Стервятник заёрзал на стуле и опять начал жевать свои волосы. Что-то не договаривает птаха, нутром чую. Вот хоть иди к Чёрному Ральфу и вытрясай из него информацию. Мне даже немного полегчало от того, что я представил, как пытаю Р Первого. Как гестапо партизан: с иглами под ногти, ледяной водой и вырыванием зубов. Вообще, я за мир во всём мире, но иногда такие вот самодовольные скуластые рожи, сидящие напротив, будят во мне зверя.

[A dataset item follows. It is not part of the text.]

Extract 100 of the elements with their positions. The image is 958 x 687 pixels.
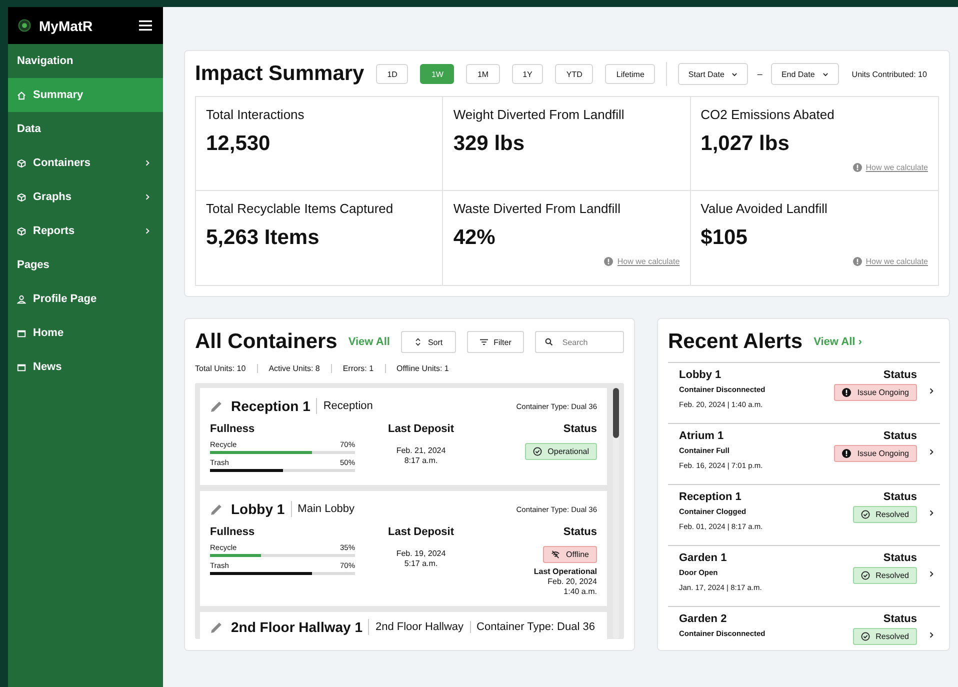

Кофейник потихоньку наполняется народом, и привычный гул голосов заставляет вибрировать воздух. Кролик уже на месте и включил свой проклятый саксофон. Возражать бесполезно — ушастый может и в стакан тишком плюнуть, — в этой гостинице он директор.
— Дело, конечно, твоё, Стервятник, но, думаю, Ральф тебе не по зубам, — задумчиво сказал Сфинкс, — бросил бы ты донимать его.
Что же ты делаешь, кошак блохастый! Это же чистой воды «взять на слабо»!
— Да-да, подумай хорошенько, дорогуша, — гундосит Табаки, — Ральф у нас, сам знаешь, как переменный ток. Нет-нет, а ёбнет! Тяжелые условия труда, трудные дети, тупые коллеги, нервная Душенька, антисанитария, а тут ещё ты.
— Точно, — соглашается Слепой, — пожалей ты его, Стервятник. Ему бы выспаться нормально, а ты песни ночами орёшь, мослами сахарными да устами медовыми в соблазн вгоняешь. Куда это годится?
От таких откровенно провокационных заявлений у меня в зобу дыханье спёрло, что делают мерзавцы?!
— Бери вот Рыжего, — с самой серьёзной миной советует Сфинкс, — а то засохнет наш крысиный король. Штаны только на одном «хочу» и держатся. Он за тобою следует тенью.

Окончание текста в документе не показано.